Call of Duty: World at War Review


Key Specifications

  • Review Price: £39.73

”’Platforms: PlayStation 3, Xbox 360, PC, Wii, PlayStation 2 – PS3 version reviewed.”’

You know where you are pretty fast with World at War. Kicking off with a sort of pop-art summary of the Pacific portion of World War II, it soon shifts into some gratuitously nasty scenes of Japanese PoW torture followed by righteous vengeance as the good old boys of the USA bring the pain to the villainous Rising Sun chumps. FPS games aren’t known for understatement or restraint, but this is the noisiest, most over-the-top, gung-ho action game I’ve ever played. Somebody appears to have confused the volume and violence controls and turned both up to max just in case. You’ll be amazed at the use of hard rock guitar on the soundtrack, not to mention gobsmacked by the insensitive use of real archive footage and the attitude taken to casual slaughter. If they’re German or Japanese, they’ve got it coming is the prevailing mood. World at War makes Brothers in Arms: Hell’s Highway seem meek and apologetic. Hell, it makes Pearl Harbour look like Letters from Iwo Jima, or It Ain’t Half Hot Mum look like Tenko. If this is likely to bother you, don’t buy it.

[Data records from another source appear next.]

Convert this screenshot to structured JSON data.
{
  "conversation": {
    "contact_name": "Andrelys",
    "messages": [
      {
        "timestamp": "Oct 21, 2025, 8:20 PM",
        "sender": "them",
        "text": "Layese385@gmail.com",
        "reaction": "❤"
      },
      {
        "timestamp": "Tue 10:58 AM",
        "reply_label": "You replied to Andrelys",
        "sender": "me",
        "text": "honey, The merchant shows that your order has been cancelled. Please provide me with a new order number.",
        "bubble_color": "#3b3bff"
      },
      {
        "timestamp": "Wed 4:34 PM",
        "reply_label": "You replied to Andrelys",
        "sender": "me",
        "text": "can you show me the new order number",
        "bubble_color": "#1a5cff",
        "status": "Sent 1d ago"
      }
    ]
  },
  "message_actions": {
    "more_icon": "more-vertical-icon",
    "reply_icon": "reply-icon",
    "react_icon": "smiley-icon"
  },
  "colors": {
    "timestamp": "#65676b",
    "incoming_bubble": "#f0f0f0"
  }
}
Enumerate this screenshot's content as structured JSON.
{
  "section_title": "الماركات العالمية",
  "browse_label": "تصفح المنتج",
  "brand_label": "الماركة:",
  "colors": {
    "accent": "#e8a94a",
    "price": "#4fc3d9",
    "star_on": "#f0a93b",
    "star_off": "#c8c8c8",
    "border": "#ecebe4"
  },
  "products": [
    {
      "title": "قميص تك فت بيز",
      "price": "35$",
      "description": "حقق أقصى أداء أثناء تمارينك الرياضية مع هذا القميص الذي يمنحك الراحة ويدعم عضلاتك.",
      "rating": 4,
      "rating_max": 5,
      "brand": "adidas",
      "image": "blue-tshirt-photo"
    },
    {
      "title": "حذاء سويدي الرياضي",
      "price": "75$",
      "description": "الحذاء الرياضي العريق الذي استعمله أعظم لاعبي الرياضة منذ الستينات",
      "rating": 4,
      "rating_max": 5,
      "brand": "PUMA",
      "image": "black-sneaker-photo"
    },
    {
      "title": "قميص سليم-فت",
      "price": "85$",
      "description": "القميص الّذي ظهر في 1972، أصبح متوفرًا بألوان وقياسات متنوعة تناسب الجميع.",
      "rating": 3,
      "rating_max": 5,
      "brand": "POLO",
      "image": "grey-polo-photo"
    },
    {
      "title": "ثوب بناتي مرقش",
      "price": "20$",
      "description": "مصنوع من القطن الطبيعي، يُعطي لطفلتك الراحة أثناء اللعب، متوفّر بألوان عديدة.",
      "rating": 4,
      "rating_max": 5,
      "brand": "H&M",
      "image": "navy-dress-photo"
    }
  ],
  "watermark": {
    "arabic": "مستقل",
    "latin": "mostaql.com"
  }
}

Still here? Well, I have some shocking news for you. I know prejudice is a deadly sin in my profession, but I really didn’t have high hopes at all for this one. First, it’s been developed not by Infinity Ward who did Call of Duty 2 and 4, but by Treyarch who did the messy Call of Duty 3. Secondly, it’s a World War II game, and despite the best efforts of Medal of Honor: Airborne and this year’s Brothers in Arms, I’m bored of those. Thirdly, Treyarch’s last effort was the James Bond FPS, Quantum of Solace, and while I didn’t think it was a bad game, it didn’t make me think that the developer knew how to put together great FPS levels – or make full use of the CoD4 engine, for that matter. In short, I thought World at War would suck.

It doesn’t. Take it apart technically and there’s still an awful lot to moan about, and rest assured that I will be moaning about all of it in a minute. As an experience, though, it’s actually good, honest, slightly stupid fun. For all that Brothers in Arms: Hell’s Highway tried to create a realistic WWII experience with intelligent AI and realistic cover, it wasn’t actually all that entertaining. World at War is borderline cretinous at times, yet it’s a blast that keeps you coming back for more. I feel like I’m aiding the cause of dumbed-down gaming when I say this, but it’s true.